Sybase Inc’s competitors must be worried: for a month or so they’ve been offering their opinions of the next generation of Sybase’s 4GL application development tool, PowerBuilder 6.0, which only made it to beta on Monday. The words stones and glasshouses spring to mind. However whether the PowerBuilder franchise is still as important going forward as it used to be given the ubiquity of Microsoft Corp Visual Basic is a matter of dispute. Sybase says its PowerBuilder business grew 20% last year. Rivals suggest that if developer want to write components currently, why should they use anything but Visual Basic? Because it doesn’t support inheritance for one, Sybase says. Although Sybase may be slow introducing Web and Java support compared to other companies, even competitors agree it’s a solid tool for client/server development. Even Oracle will eventually recommend its own Sedona object tools for component development over Visual Basic in future and it still has to add Java and C++ support to its Designer 2000 application code generator which currently only supports Visual Basic.
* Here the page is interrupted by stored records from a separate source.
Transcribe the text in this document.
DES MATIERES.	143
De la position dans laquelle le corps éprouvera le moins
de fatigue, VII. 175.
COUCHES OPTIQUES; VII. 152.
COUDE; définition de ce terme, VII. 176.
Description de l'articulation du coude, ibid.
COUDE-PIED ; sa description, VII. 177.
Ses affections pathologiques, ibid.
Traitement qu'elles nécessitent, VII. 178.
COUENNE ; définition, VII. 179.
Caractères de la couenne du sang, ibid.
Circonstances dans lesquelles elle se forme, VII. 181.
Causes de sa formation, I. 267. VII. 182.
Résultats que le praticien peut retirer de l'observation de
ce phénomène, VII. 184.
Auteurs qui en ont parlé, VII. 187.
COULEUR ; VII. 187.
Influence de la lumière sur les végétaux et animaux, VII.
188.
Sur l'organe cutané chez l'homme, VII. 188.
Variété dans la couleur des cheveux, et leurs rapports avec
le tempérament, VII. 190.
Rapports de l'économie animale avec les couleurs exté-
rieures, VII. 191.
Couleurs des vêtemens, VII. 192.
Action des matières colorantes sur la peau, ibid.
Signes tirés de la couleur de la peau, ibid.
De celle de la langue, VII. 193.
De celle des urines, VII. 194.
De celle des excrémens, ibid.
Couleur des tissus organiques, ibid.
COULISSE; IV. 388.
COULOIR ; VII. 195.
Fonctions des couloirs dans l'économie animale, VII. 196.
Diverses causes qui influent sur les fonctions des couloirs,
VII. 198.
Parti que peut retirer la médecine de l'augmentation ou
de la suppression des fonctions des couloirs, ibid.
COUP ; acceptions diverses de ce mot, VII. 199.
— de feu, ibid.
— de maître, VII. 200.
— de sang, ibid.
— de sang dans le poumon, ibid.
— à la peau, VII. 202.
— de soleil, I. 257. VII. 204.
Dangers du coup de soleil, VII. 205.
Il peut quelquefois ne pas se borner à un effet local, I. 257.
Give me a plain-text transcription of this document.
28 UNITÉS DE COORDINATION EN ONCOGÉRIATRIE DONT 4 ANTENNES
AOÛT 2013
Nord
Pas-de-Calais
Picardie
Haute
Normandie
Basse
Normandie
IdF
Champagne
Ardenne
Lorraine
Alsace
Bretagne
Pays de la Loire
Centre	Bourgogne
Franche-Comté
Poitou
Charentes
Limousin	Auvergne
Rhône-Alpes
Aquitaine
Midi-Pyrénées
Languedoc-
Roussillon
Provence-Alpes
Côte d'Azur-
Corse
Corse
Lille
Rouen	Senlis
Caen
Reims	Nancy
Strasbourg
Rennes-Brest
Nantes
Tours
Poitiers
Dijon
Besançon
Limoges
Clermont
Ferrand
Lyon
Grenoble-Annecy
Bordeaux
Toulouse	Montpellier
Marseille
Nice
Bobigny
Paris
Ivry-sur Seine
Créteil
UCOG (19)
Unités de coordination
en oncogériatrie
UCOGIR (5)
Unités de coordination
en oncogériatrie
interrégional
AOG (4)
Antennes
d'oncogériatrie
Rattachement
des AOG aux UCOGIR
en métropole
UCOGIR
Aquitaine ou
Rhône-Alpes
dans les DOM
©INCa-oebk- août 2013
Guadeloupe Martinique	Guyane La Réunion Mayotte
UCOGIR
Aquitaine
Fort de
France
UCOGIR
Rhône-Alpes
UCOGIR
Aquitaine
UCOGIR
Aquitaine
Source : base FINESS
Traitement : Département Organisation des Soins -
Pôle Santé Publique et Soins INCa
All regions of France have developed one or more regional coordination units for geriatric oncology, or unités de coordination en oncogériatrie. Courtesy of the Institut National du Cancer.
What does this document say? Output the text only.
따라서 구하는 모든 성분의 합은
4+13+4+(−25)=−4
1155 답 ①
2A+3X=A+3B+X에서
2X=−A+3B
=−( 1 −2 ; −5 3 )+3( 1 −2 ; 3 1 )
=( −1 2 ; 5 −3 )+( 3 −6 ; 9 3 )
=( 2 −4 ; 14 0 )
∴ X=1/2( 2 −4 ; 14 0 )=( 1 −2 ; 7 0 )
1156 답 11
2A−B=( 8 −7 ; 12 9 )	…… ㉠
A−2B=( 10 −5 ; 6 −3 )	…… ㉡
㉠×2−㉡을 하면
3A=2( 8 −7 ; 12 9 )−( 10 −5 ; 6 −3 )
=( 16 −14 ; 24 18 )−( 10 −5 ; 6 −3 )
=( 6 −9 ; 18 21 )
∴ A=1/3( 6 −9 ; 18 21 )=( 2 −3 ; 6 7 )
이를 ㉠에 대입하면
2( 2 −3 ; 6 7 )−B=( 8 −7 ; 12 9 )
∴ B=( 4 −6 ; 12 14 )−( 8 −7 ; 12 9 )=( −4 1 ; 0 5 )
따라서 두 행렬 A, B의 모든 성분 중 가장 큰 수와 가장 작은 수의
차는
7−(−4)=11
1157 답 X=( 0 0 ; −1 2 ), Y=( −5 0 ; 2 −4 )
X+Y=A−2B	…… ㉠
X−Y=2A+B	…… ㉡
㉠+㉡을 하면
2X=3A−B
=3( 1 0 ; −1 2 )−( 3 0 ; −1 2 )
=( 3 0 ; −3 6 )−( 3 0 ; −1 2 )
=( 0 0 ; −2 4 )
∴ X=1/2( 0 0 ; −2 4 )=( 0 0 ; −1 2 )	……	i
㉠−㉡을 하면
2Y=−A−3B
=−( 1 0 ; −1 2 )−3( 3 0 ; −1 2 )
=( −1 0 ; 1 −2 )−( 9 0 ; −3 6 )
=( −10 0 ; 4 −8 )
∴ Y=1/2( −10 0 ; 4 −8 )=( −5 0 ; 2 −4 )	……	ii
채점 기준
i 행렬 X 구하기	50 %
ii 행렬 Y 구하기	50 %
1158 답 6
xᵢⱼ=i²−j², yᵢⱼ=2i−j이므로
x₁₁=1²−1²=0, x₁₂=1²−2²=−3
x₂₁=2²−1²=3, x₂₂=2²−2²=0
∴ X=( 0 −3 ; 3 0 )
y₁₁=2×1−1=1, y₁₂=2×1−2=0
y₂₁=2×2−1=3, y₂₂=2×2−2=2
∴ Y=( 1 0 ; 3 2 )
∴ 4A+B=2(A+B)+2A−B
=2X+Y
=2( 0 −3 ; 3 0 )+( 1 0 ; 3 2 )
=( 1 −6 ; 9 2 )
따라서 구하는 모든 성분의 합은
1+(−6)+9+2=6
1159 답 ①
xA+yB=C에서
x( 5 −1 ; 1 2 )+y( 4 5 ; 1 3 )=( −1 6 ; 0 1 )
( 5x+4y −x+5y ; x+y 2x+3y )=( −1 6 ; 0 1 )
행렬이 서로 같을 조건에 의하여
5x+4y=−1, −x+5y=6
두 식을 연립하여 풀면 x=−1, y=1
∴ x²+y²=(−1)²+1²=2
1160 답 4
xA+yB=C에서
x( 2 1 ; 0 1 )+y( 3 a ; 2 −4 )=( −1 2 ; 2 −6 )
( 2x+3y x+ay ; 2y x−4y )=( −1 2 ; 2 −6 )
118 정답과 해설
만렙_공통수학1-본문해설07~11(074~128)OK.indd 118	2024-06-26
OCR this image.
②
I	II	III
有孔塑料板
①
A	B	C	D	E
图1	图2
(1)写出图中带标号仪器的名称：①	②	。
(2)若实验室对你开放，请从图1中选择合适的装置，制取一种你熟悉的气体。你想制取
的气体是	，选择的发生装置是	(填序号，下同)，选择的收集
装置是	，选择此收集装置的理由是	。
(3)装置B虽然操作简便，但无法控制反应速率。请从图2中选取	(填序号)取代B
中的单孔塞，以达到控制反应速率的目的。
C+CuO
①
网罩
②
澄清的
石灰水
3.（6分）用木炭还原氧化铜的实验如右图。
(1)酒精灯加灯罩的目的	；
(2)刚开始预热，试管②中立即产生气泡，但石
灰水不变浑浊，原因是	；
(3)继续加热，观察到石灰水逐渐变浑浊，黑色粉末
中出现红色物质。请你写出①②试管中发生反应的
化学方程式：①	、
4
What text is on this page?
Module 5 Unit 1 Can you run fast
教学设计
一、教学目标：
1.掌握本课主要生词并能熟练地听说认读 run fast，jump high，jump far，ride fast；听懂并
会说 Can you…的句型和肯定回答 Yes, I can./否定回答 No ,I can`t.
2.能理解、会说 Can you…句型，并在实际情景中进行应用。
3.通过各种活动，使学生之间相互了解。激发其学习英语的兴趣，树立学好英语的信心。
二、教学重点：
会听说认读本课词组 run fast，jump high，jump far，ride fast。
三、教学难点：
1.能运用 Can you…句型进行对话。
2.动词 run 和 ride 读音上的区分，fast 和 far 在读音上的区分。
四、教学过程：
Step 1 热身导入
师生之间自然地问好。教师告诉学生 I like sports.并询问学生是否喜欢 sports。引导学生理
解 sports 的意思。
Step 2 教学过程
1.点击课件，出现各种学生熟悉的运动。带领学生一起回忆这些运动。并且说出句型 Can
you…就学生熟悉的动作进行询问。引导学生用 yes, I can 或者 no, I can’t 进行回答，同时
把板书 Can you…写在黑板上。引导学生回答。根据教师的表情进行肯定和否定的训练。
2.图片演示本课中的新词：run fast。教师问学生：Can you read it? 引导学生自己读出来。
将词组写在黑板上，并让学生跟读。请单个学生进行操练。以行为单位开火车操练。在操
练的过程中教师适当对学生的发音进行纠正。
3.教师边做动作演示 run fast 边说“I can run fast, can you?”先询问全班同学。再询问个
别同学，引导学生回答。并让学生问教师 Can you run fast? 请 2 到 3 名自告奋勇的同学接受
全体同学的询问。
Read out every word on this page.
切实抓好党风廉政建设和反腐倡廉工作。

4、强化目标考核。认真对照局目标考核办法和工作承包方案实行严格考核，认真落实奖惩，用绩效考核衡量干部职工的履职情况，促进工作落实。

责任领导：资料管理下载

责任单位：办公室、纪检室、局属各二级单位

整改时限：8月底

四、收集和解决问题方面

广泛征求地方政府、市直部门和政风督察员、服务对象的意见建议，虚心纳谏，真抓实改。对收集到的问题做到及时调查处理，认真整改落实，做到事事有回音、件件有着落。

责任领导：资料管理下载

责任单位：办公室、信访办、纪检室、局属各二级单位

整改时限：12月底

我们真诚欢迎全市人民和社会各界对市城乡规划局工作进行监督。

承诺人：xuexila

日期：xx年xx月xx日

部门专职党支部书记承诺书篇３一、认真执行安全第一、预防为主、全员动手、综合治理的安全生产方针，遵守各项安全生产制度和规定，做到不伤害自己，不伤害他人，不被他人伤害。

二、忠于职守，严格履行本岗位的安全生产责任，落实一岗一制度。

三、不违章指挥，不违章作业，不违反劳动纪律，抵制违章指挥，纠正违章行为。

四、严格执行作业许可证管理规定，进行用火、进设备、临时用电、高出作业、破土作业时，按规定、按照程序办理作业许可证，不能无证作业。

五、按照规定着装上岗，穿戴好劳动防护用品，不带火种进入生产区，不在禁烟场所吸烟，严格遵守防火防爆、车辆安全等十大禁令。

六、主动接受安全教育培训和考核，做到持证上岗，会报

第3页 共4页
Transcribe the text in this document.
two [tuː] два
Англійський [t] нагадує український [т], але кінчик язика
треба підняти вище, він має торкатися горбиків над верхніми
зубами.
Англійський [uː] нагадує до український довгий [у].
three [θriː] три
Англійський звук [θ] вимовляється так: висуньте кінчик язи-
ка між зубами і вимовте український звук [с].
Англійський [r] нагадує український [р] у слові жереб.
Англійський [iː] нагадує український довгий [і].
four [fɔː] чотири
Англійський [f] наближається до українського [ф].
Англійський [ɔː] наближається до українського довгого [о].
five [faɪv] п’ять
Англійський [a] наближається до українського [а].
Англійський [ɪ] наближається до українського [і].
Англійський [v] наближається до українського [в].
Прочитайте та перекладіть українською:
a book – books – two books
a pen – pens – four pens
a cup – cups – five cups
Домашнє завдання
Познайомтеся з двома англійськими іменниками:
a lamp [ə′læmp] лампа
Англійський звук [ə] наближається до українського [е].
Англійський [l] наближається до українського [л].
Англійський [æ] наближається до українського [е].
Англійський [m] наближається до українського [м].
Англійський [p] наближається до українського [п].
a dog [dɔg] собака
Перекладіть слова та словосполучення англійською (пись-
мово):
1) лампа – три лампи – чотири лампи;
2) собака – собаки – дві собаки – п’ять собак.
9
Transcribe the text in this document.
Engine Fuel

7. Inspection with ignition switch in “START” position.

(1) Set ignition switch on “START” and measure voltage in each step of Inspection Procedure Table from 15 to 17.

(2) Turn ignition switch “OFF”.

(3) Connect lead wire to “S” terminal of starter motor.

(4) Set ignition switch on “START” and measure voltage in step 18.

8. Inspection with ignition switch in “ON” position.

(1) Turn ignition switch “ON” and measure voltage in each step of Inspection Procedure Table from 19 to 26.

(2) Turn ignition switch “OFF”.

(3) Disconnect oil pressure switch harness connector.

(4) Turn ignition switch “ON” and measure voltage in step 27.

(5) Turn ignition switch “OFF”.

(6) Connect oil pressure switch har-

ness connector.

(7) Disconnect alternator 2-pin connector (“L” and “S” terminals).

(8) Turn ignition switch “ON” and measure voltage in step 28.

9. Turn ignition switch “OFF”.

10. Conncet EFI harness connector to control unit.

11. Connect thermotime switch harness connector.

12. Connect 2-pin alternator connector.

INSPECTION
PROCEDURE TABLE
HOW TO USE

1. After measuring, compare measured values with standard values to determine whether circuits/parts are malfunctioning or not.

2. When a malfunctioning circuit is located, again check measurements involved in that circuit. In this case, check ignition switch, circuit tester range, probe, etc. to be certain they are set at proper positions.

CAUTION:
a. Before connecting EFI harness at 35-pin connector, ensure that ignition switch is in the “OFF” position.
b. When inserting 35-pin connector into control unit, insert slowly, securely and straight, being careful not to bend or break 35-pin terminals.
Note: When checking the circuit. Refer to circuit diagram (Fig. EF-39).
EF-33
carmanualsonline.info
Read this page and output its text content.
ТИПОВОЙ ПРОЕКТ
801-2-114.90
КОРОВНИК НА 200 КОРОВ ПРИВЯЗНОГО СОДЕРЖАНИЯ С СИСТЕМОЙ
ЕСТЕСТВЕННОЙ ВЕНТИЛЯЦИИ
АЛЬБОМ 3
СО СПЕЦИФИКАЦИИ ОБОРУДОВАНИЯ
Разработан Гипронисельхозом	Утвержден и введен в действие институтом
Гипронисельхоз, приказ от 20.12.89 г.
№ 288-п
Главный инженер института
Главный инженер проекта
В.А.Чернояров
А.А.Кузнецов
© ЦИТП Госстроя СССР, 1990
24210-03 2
What’s clear is that PowerBuilder 6.0 remains a very Sybase-centric environment for now. 6.0’s new Component Factory technology, which enables developers to wrap up programming components and store them in PowerBuilder for future use, won’t be extended to generate Microsoft COM/DCOM components until next year. A beta version of the COM/DCOM generator is due by year-end, while a version which can generate OMG Corba objects is still further out over the horizon. They’re both 6.x items. Over time, developers will be able to deploy PowerBuilder- generated components not only against PowerBuilder servers, but also Microsoft Corp’s ‘Viper’ Transaction Server and Sybase’s own Jaguar Component Transaction Server, which hosts components. PowerBuilder will communicate with Jaguar using OLE proxies. Sybase will ship component generators for the native PowerBuilder object model and C++ with the initial PowerBuilder 6.0 release.

Interim solution

6.0 is claimed to support a broader range of thin client and Unix platforms than previous releases and can also generate standard HTML forms from the DataWindow modeling tool. 6.0’s Java proxy generator allows middle-tier PowerBuilder business rules to be accessed from remote Java clients. Due to beta later this year, it will produce PowerBuilder component proxies as Java classes. PowerBuilder uses proxies to represent remote components locally on a client machine, and to manage communications with remote components through direct proxy-to-component connections. In Java form, proxies generated by PowerBuilder will be deployable on any web client, Sybase claims; present PowerBuilder components as Java classes; and provide direct connectivity between Java clients and PowerBuilder logic components. In short, PowerBuilder runtimes will execute on the server, not the client. In 6.0, DataWindow and Windows objects can be deployed as ActiveX components within browsers supporting ActiveX. The WebPB version of Distributed PowerBuilder enables PowerBuilder applications to be called from within a browser. What this isn’t, is an end-to- end Java solution, nor does it feature the ability to invoke PowerBuilder from say a JavaBean. That’s the one thing for sure that will feature in PowerBuilder 7.0. Sybase says it’s still working to decide the rest of the feature list. Currently the only way to invoke Java from PowerBuilder 4GL is by a rather clunky process where a Java runtime is downloaded as an ActiveX (OCX) runtime. The interim solution is Sybase’s PowerJ 3GL toolset. A new file synchronization tool can be used to automatically maintain up-to-date client side images of files including the PowerBuilder VM and application executables. 6.0 will support developers using HP-UX and AIX in addition to Solaris, NT and Windows 95. It’s due to ship by year-end. Interesting that Sybase has chosen to name its new component generator/wrapper technology the Component Factory. Cheltenham, Gloucestershire-based Select Softwa

re Tools plc calls its multi- platform wrapping and modeling application tools – which work with PowerBuilder – the Select Component Factory, for which it has a trademark.